Vous êtes à table, la conversation va bon train, menée par un ponte de l'entreprise. Seulement, le point de vue défendu vous paraît absurde et vous bouillez intérieurement. Que faire ? Rester dans votre coin, faire semblant d'approuver ? Non bien sûr, vous allez exprimer calmement et patiemment votre point de vue. Et apporter ainsi des éléments qui viendront enrichir le débat. La forme avec laquelle vous allez exprimer votre désaccord sera particulièrement à soigner. "Une opinion est contestable mais respectable", rappelle Muriel Jouas.

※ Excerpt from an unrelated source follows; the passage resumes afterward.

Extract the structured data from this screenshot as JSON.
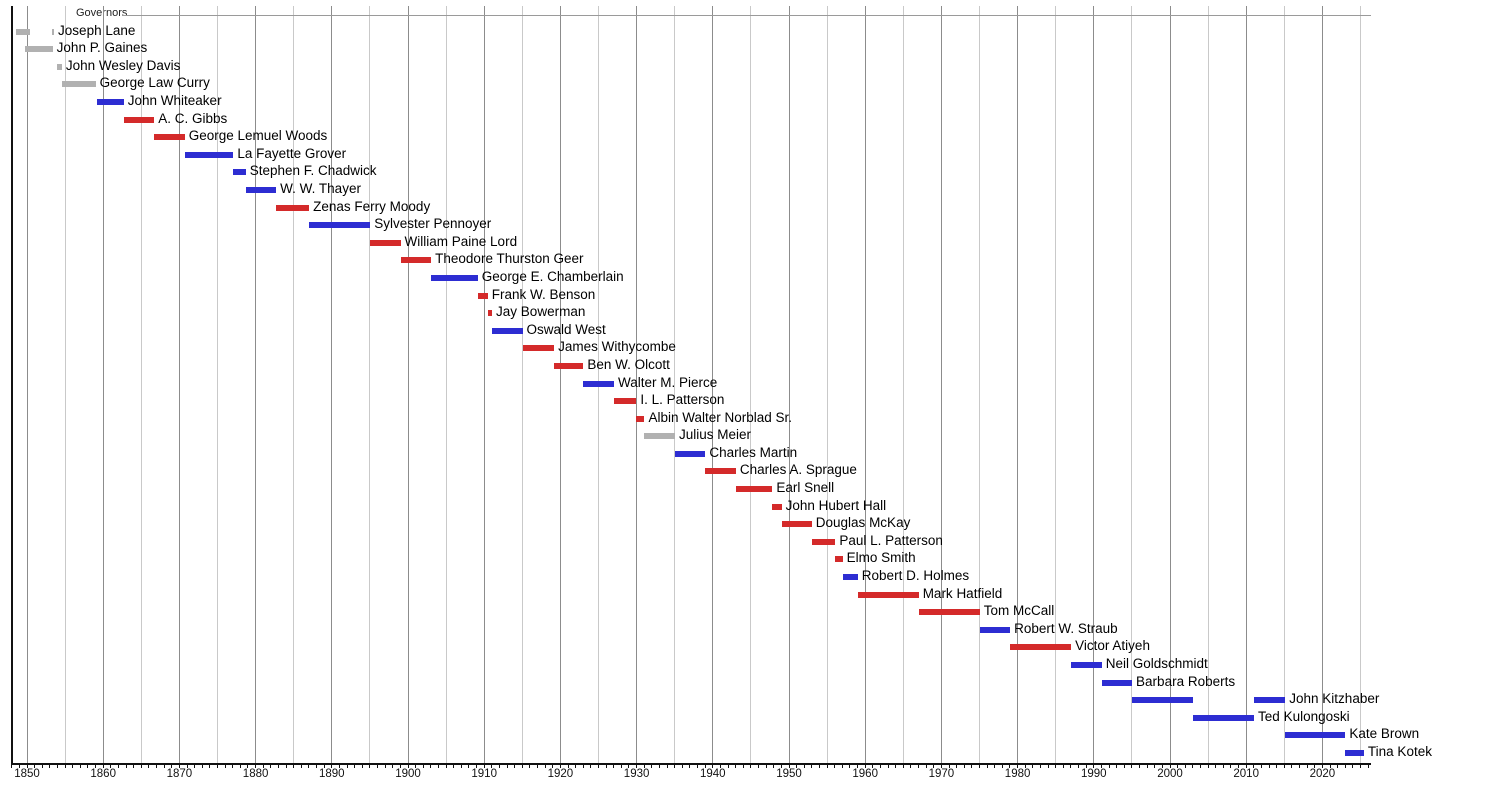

Une façon d'exprimer son point de vue consiste à raconter ses expériences. "En revanche, il ne faut pas chercher à convaincre à tout prix", précise la consultante. Au registre des réactions à éviter : les répliques cinglantes, les petites phrases humiliantes, les apartés avec votre voisin de droite, les ricanements discrets, les bâillements...

 

Dans son ouvrage Comment être brillant dans toutes les situations, Edward de Bono explique qu'être entièrement d'accord sur tout apporte une contribution zéro à la conversation. Il met cependant en garde contre deux penchants : vouloir avoir raison à tout prix et contredire frontalement la personne qui parle. Au contraire, vous pouvez profiter d'entendre une opinion différente de la votre pour envisager le sujet sous un angle différent. Essayez de trouver des circonstances dans lesquelles ce que dit votre interlocuteur est valable ou les présupposés qui lui font tenir son raisonnement. Vous pourrez ainsi partir de ce point d'accord pour amener vos nuances ou vos objections. Il est plus simple de dire "c'est peut être vrai dans ce cas, mais je ne pense pas que l'on puisse généraliser car..." que "je ne suis pas du tout d'accord avec ce que vous dites" ou pire "ça n'a aucun sens de penser cela".

 

Dans certains cas, il n'y a qu'une réponse possible à la question débattue. Si votre interlocuteur soutient que Gustave Courbet est un peintre fauviste envers et contre tout alors que vous savez pertinemment que c'est faux, évoquez votre connaissance avec tact, en justifiant votre connaissance (vous avez étudié la peinture, été voir une exposition sur Courbet il y a peu...). Toutefois, si la personne insiste, préférez abdiquer en disant que vous vous trompez peut-être après tout. Gardez toujours en mémoire qu'il ne sert à rien d'avoir raison tout seul. S'il s'agit d'un sujet d'opinion, gardez-vous de propos trop tranchés afin de laisser la place aux autres personnes d'exprimer un avis contraire.